After returning from the hospital, Smith was transferred to the Maryland Reception, Diagnostic, and Classification Center (MRDCC), also in Baltimore, where he writes that he “immediately made ‘any and all staff’ aware of the nature of my circumstances, specifically the threat to my safety and ‘hit’ on my life,” and asked “to be placed on protective custody.” Instead, he was kept in administrative segregation—a less safeguarded status.

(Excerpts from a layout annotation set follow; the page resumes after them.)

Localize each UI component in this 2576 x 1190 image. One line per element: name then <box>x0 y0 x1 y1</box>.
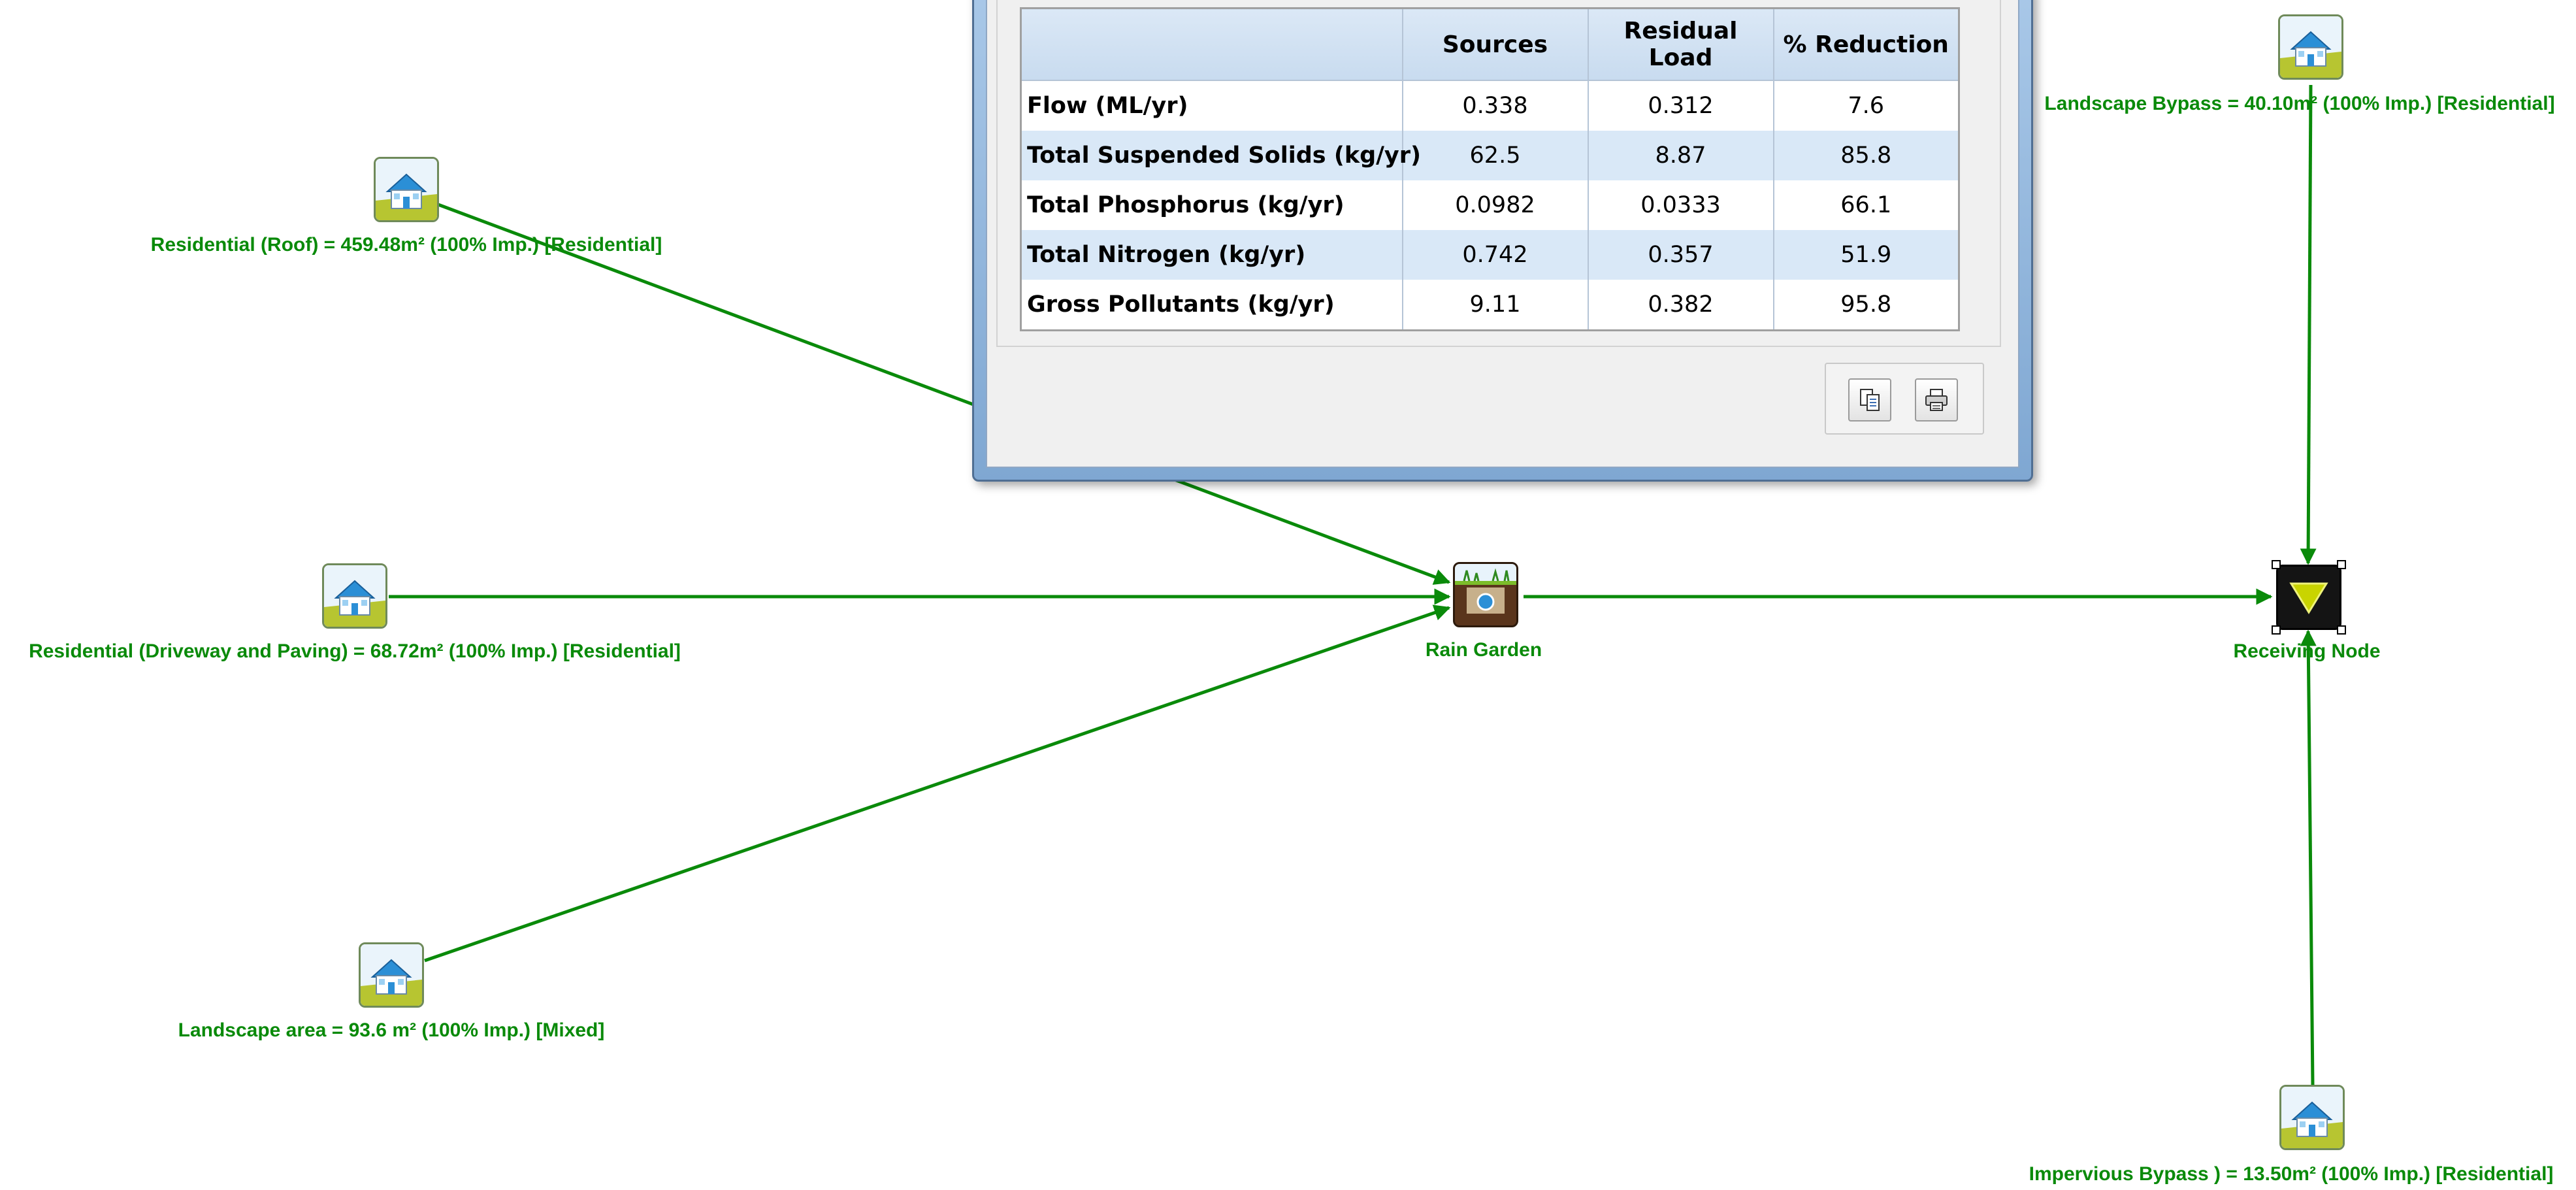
sources-cell: 0.0982 <box>1402 180 1589 230</box>
column-header[interactable]: Residual Load <box>1588 8 1774 81</box>
landscape-bypass-node-label: Landscape Bypass = 40.10m² (100% Imp.) [… <box>2044 93 2555 114</box>
table-header-row: Sources Residual Load % Reduction <box>1020 8 1960 81</box>
roof-node-label: Residential (Roof) = 459.48m² (100% Imp.… <box>150 234 662 256</box>
copy-button[interactable] <box>1848 378 1891 421</box>
selection-handle[interactable] <box>2337 560 2346 569</box>
residual-load-cell: 0.312 <box>1588 80 1774 131</box>
row-label: Total Suspended Solids (kg/yr) <box>1020 131 1421 180</box>
table-row[interactable]: Total Suspended Solids (kg/yr) 62.5 8.87… <box>1020 131 1960 180</box>
column-header[interactable]: Sources <box>1402 8 1589 81</box>
table-row[interactable]: Flow (ML/yr) 0.338 0.312 7.6 <box>1020 80 1960 131</box>
results-table: Sources Residual Load % Reduction Flow (… <box>1020 7 1960 331</box>
row-label: Total Nitrogen (kg/yr) <box>1020 230 1403 280</box>
residual-load-cell: 8.87 <box>1588 131 1774 180</box>
residual-load-cell: 0.0333 <box>1588 180 1774 230</box>
results-window[interactable]: Sources Residual Load % Reduction Flow (… <box>972 0 2033 482</box>
table-row[interactable]: Total Phosphorus (kg/yr) 0.0982 0.0333 6… <box>1020 180 1960 230</box>
landscape-area-node-label: Landscape area = 93.6 m² (100% Imp.) [Mi… <box>178 1019 605 1041</box>
reduction-cell: 95.8 <box>1773 280 1960 331</box>
rain-garden-icon[interactable] <box>1453 562 1518 627</box>
house-icon[interactable] <box>2278 14 2343 80</box>
selection-handle[interactable] <box>2272 560 2281 569</box>
impervious-bypass-node-label: Impervious Bypass ) = 13.50m² (100% Imp.… <box>2029 1163 2554 1185</box>
results-group-box: Sources Residual Load % Reduction Flow (… <box>996 0 2001 347</box>
receiving-node-label: Receiving Node <box>2233 640 2381 662</box>
house-icon[interactable] <box>2279 1085 2345 1150</box>
sources-cell: 0.338 <box>1402 80 1589 131</box>
reduction-cell: 66.1 <box>1773 180 1960 230</box>
selection-handle[interactable] <box>2272 625 2281 635</box>
row-label: Flow (ML/yr) <box>1020 80 1403 131</box>
house-icon[interactable] <box>374 157 439 222</box>
rain-garden-label: Rain Garden <box>1425 639 1542 661</box>
print-button[interactable] <box>1915 378 1958 421</box>
reduction-cell: 51.9 <box>1773 230 1960 280</box>
model-canvas[interactable]: Residential (Roof) = 459.48m² (100% Imp.… <box>0 0 2576 1190</box>
reduction-cell: 85.8 <box>1773 131 1960 180</box>
row-label: Total Phosphorus (kg/yr) <box>1020 180 1403 230</box>
receiving-node-icon[interactable] <box>2272 560 2346 635</box>
sources-cell: 62.5 <box>1402 131 1589 180</box>
residual-load-cell: 0.357 <box>1588 230 1774 280</box>
link-impervious-bypass-to-receiving-node[interactable] <box>2300 629 2317 1085</box>
column-header[interactable]: % Reduction <box>1773 8 1960 81</box>
row-label: Gross Pollutants (kg/yr) <box>1020 280 1403 331</box>
table-row[interactable]: Total Nitrogen (kg/yr) 0.742 0.357 51.9 <box>1020 230 1960 280</box>
table-row[interactable]: Gross Pollutants (kg/yr) 9.11 0.382 95.8 <box>1020 280 1960 331</box>
house-icon[interactable] <box>322 563 387 629</box>
driveway-node-label: Residential (Driveway and Paving) = 68.7… <box>29 640 681 662</box>
sources-cell: 9.11 <box>1402 280 1589 331</box>
link-landscape-bypass-to-receiving-node[interactable] <box>2300 84 2317 565</box>
reduction-cell: 7.6 <box>1773 80 1960 131</box>
copy-icon <box>1860 389 1880 411</box>
column-header[interactable] <box>1020 8 1403 81</box>
printer-icon <box>1925 389 1948 411</box>
house-icon[interactable] <box>359 942 424 1008</box>
selection-handle[interactable] <box>2337 625 2346 635</box>
results-window-body: Sources Residual Load % Reduction Flow (… <box>986 0 2019 468</box>
residual-load-cell: 0.382 <box>1588 280 1774 331</box>
sources-cell: 0.742 <box>1402 230 1589 280</box>
results-toolbar <box>1825 363 1984 435</box>
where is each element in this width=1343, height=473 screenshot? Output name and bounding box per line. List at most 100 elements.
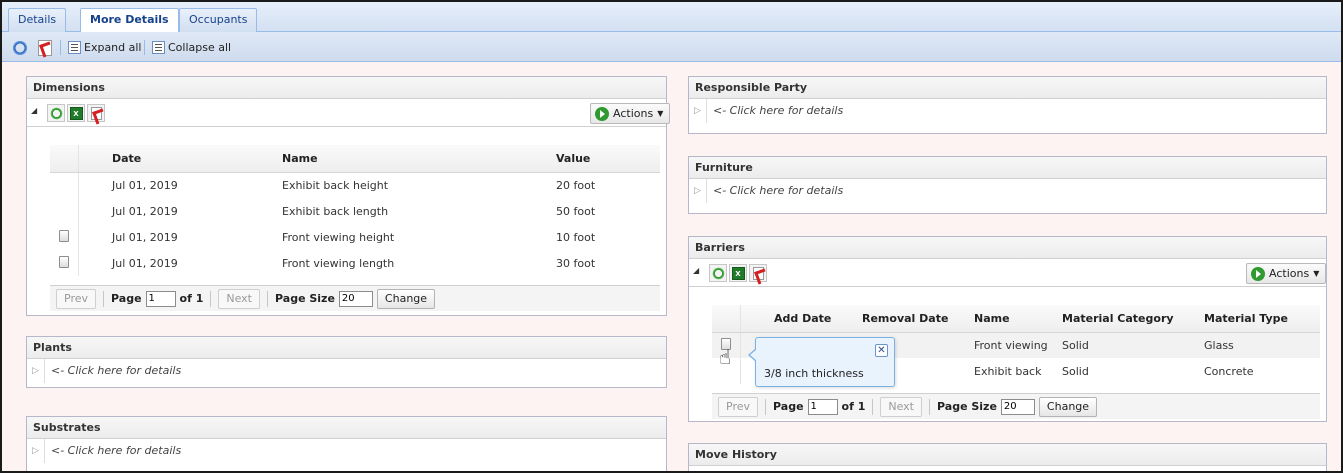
note-tooltip: ✕ 3/8 inch thickness [748,337,895,387]
chevron-down-icon: ▼ [657,109,664,118]
cell-date: Jul 01, 2019 [112,204,178,218]
export-pdf-button[interactable] [749,264,767,282]
excel-icon: X [69,106,83,120]
dimensions-toolbar: ◢ X Actions ▼ [27,99,671,127]
cell-date: Jul 01, 2019 [112,230,178,244]
page-input[interactable] [807,398,838,415]
barriers-panel: Barriers ◢ X Actions ▼ Add Date Removal D… [688,236,1327,422]
collapse-all-button[interactable]: Collapse all [152,39,231,56]
panel-title: Plants [27,337,666,359]
panel-title: Barriers [689,237,1326,259]
col-name[interactable]: Name [276,145,550,173]
actions-label: Actions [613,107,654,120]
cell-value: 20 foot [556,178,596,192]
page-size-input[interactable] [338,290,373,307]
collapse-all-label: Collapse all [168,41,232,54]
panel-title: Substrates [27,417,666,439]
table-row[interactable]: Jul 01, 2019 Exhibit back height 20 foot [50,172,660,198]
table-row[interactable]: Jul 01, 2019 Front viewing length 30 foot [50,250,660,276]
app-frame: Details More Details Occupants Expand al… [0,0,1343,473]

On April 4, 2007, Smith was transferred to the Maryland Correctional Institution in Hagerstown, where he writes that he was “viciously attacked in the dormitory area by a ‘group’ of unknown individuals” within 24 hours of his arrival. He was again taken to a hospital for treatment, and again, upon his return to the prison, was placed on administrative segregation until June 1, 2007, when he was transferred to Brockbridge Correctional Facility in Jessup. There, Smith writes that he was stabbed in his “right eye and head several times, as well as hit in the head with locks,” within a day of his arrival, and was “immediately transferred to the Jessup Correctional Institution’s hospital,” where he stayed for a week.
Ultimately, Smith—who claims, with documentation, to have filed and appealed inmate grievances at every step of the way, only to have them rejected—ended up in protective custody at Western Correctional Institution in Cumberland.